In 2023, the Authority worked with the System Operator to publish sensitivity schedules to help the industry understand prices if demand varies from the forecast demand schedule (or if wind were to drop). This information supports generators to make better decisions around when to turn thermal units on. It also signals to consumers who are exposed to the spot market[1] when to respond to potentially high prices by reducing their electricity demand.

Dry year risk can occur when rainfall into New Zealand’s hydro lakes is below average

New Zealand’s electricity generation capacity is over 50% hydro generation, with many schemes having storage reservoirs which conserve water for later use.

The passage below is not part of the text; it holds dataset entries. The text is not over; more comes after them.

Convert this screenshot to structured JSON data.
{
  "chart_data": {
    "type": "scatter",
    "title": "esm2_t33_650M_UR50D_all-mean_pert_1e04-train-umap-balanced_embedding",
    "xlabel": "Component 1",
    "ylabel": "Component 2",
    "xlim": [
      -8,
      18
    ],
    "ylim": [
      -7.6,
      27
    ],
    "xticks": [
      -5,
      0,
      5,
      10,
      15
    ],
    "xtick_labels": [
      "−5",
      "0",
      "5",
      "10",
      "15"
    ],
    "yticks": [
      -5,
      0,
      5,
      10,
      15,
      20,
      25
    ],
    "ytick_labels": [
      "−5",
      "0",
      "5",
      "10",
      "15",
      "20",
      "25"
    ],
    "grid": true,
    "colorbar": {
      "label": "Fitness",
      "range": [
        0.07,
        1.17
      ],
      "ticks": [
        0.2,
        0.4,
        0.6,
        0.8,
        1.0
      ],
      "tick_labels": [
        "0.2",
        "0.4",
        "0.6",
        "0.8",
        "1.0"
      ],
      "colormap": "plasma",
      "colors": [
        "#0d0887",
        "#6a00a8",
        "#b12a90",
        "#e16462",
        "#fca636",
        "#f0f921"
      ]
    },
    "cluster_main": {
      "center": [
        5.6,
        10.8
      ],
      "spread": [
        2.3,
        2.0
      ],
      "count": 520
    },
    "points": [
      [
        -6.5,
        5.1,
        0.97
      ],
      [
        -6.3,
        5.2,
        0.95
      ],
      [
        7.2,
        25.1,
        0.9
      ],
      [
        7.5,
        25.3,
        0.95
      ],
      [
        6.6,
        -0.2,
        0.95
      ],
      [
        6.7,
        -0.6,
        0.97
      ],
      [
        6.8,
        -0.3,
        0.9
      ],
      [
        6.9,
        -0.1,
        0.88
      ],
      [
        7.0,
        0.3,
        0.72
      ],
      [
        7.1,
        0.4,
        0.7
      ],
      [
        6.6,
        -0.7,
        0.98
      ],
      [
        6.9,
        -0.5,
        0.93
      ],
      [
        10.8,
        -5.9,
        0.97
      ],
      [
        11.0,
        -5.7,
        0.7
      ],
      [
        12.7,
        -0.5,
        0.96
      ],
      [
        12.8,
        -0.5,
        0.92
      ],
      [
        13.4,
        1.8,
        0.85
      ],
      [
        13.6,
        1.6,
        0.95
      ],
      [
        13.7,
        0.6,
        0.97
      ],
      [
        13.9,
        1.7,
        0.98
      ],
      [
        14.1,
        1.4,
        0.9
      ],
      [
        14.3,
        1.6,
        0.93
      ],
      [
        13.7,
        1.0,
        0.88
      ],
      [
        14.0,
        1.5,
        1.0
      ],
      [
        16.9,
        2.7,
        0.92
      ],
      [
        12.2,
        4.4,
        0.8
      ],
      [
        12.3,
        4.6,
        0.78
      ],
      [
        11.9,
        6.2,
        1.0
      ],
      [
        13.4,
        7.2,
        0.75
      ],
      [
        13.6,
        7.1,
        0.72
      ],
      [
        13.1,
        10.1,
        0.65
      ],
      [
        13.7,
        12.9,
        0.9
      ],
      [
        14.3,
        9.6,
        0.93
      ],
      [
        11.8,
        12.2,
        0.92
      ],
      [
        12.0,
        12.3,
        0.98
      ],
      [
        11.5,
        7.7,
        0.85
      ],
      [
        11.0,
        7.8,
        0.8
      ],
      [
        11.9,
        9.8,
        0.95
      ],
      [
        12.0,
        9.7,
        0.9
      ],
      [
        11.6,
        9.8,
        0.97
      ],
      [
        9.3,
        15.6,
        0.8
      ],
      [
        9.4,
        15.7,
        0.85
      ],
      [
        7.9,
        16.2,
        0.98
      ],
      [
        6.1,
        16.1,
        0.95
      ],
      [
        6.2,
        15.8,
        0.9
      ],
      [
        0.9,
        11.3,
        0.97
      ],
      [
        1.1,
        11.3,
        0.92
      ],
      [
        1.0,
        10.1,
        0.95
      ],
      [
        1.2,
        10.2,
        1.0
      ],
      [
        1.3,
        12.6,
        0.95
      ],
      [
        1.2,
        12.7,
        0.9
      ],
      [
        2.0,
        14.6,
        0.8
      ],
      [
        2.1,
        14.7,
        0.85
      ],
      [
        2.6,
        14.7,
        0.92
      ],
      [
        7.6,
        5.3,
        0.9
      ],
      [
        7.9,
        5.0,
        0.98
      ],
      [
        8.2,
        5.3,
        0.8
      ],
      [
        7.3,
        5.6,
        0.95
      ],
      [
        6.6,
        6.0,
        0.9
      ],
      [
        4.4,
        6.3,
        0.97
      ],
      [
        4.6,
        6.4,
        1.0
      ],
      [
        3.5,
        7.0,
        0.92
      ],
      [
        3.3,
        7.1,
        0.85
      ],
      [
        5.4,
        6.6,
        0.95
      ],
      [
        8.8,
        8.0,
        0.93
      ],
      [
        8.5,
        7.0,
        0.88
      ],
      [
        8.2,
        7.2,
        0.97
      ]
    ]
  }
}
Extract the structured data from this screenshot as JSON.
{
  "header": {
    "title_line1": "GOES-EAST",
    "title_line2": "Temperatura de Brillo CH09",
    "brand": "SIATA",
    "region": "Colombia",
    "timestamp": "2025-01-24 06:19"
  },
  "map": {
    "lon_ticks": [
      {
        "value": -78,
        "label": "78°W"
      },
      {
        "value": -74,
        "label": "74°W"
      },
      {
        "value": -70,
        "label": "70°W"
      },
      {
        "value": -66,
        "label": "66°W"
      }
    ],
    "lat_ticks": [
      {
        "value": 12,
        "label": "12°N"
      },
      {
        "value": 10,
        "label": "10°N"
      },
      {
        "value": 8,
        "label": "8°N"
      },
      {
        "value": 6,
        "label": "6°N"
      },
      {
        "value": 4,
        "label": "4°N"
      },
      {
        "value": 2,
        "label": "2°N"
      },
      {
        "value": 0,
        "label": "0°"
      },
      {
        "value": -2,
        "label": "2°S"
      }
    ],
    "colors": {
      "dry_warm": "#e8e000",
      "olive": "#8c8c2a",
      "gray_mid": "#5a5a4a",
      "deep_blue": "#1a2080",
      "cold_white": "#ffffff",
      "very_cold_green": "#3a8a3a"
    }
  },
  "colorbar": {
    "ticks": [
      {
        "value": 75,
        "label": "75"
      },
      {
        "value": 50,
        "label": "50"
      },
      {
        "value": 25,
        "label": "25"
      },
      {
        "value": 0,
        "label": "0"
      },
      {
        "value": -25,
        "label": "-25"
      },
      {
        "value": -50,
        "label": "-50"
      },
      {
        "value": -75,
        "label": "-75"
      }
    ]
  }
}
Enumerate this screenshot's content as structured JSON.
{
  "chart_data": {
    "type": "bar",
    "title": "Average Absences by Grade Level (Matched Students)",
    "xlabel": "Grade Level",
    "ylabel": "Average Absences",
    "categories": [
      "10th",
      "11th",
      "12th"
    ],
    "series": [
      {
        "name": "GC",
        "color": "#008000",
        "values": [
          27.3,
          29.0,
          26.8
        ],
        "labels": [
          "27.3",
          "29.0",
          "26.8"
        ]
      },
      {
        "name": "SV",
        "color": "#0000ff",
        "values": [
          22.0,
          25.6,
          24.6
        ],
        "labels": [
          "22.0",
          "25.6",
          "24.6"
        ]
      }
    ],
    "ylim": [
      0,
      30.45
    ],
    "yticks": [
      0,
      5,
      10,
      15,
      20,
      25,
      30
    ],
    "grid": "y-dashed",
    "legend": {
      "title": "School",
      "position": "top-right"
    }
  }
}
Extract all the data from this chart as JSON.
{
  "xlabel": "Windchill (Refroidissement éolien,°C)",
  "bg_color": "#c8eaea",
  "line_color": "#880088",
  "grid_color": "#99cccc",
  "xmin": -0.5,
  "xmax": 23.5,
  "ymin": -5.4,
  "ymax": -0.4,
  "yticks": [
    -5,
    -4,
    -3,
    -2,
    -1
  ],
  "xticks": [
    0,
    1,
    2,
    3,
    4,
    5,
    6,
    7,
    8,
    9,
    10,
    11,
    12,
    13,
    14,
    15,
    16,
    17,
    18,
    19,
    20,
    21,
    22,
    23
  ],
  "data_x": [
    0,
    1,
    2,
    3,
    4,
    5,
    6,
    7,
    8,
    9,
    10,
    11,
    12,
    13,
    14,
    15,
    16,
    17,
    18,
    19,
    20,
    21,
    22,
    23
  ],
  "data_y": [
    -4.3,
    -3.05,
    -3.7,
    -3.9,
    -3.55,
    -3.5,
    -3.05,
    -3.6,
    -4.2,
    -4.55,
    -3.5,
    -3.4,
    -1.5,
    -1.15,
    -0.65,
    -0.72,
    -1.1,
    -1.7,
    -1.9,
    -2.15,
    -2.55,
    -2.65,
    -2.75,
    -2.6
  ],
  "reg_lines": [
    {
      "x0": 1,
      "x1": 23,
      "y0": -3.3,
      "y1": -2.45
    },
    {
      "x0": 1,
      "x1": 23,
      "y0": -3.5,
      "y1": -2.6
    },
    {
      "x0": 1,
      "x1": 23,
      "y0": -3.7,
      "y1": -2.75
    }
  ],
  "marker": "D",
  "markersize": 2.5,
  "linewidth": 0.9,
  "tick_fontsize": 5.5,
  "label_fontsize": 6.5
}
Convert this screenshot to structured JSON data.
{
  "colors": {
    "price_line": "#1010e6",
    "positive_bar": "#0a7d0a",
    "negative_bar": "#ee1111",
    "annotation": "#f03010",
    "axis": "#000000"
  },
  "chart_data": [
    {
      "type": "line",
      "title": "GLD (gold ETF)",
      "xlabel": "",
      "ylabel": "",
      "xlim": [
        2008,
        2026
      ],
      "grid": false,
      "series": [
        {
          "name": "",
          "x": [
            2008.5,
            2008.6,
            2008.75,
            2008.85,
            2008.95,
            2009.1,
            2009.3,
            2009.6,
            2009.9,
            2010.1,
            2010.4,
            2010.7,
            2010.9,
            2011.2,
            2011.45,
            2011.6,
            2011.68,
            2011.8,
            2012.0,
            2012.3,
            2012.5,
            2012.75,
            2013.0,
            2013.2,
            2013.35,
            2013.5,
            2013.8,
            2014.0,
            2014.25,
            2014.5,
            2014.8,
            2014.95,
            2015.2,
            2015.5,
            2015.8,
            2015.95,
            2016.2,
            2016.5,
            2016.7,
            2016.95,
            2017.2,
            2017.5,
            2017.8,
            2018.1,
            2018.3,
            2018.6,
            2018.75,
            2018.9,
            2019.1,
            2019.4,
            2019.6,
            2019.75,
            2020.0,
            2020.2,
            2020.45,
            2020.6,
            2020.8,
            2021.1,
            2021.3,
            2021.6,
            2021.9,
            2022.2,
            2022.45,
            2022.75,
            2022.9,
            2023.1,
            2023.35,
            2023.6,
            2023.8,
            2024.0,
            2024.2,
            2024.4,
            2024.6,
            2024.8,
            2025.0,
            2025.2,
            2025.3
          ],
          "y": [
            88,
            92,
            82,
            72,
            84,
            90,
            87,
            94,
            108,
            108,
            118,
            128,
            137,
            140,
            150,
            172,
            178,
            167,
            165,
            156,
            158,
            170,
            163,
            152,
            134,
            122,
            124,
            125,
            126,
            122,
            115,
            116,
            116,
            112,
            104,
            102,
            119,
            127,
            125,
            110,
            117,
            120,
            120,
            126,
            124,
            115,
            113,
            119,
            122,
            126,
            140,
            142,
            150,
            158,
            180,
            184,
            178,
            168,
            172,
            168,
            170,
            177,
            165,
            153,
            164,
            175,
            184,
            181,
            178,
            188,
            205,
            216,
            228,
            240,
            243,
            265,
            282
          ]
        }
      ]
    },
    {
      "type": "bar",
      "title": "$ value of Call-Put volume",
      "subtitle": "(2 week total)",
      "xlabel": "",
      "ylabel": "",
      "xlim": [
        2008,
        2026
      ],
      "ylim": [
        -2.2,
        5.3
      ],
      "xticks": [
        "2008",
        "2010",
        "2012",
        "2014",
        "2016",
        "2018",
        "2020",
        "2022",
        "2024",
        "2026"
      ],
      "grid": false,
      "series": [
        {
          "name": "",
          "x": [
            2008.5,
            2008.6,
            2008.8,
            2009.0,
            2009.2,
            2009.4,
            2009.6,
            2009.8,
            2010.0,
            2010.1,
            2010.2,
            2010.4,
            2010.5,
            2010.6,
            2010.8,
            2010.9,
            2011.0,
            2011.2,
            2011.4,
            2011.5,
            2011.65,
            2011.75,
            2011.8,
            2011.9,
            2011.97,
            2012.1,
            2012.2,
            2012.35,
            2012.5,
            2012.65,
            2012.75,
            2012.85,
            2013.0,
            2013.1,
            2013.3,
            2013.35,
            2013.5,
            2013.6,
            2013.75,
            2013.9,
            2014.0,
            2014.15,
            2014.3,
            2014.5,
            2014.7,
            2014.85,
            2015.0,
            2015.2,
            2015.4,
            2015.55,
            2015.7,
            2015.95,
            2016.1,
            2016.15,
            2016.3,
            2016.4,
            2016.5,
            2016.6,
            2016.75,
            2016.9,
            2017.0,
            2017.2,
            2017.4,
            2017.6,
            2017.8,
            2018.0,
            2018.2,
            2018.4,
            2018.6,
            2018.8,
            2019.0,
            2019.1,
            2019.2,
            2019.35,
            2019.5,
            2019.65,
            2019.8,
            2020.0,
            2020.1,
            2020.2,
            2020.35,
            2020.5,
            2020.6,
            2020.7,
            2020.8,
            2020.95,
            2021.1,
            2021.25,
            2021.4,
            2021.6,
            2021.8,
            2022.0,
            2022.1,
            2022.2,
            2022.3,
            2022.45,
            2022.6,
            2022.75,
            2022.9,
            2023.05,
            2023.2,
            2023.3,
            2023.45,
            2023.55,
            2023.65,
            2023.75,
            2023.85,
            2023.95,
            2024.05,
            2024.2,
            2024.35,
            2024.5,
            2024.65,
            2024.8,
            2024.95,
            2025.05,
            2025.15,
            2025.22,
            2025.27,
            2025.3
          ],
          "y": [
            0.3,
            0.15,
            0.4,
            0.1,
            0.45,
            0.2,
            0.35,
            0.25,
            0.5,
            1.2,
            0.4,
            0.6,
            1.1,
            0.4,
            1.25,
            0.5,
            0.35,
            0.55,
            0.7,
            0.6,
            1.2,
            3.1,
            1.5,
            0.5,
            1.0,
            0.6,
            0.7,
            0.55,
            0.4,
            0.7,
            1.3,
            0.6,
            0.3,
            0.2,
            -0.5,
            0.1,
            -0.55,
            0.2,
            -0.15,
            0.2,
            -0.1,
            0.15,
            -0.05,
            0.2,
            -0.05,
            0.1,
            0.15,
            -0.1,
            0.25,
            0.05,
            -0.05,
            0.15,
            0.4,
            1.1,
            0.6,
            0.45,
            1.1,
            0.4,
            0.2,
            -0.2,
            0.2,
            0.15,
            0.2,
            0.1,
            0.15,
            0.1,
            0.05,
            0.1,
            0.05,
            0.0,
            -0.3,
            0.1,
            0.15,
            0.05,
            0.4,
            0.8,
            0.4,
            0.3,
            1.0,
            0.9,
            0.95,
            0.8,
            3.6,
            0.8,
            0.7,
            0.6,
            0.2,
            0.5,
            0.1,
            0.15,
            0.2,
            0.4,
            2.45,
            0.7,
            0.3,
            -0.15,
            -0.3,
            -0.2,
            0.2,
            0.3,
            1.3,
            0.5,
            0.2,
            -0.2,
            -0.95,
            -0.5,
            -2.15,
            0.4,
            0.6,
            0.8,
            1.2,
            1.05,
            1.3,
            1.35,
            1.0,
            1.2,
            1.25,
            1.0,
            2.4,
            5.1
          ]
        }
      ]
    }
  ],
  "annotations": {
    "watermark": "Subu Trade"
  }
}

The ‘dry year risk’ occurs when low rainfall sees the hydro lake levels fall below average for an extended period. This can occur during any season, but is intensified in winter when electricity demand is highest.

During times of hydro reservoir decline, hydro generation is priced to reflect the increasing scarcity of water. Currently, more thermal generation often comes online during a dry year, resulting in higher average electricity spot prices.

New Zealand faces a challenge in managing the dry year risk as its transitions towards a highly renewable power system. While solar and wind can store some excess energy using batteries, this is limited to only a few hours worth of electricity, and isn’t enough to manage a situation where rainfall is below average for weeks to months. Solutions to the dry year risk are being explored and include options like pumped hydro schemes, peakers and baseload thermal running on renewable fuels (like hydrogen or wood pellets) or expanded renewable energy supply with large batteries.

New technologies and approaches can help alleviate both problems

The issue of winter peak electricity demand may be exacerbated in the coming years as peak demand periods grow. The top 15 largest peak demand periods[2] have all occurred between 2021-23, as shown in Figure 1[3]. The electricity system is evolving to address increasing demand. The further development of geothermal units, which provide additional baseload generation, greater deployment of demand response, and the expansion of battery storage systems, will help provide more flexibility on the electricity system to manage future peak periods.

The electricity industry is working to address the dry year risk, especially as thermal power stations retire (like Taranaki Combined Cycle power plant). However, new innovations and the building of more generation (like more geothermal stations), more batteries and renewables, demand response and increasing interest in green fuels (like wood pellets and hydrogen) signal that these solutions will include many moving parts.

1. Mostly industrial consumers.

2. Since 1996.

3. The electricity systems works on a 48 trading period system, with two trading periods every hour. Trading period 1 is equal to 12:00am and trading period 48 is 11:30pm.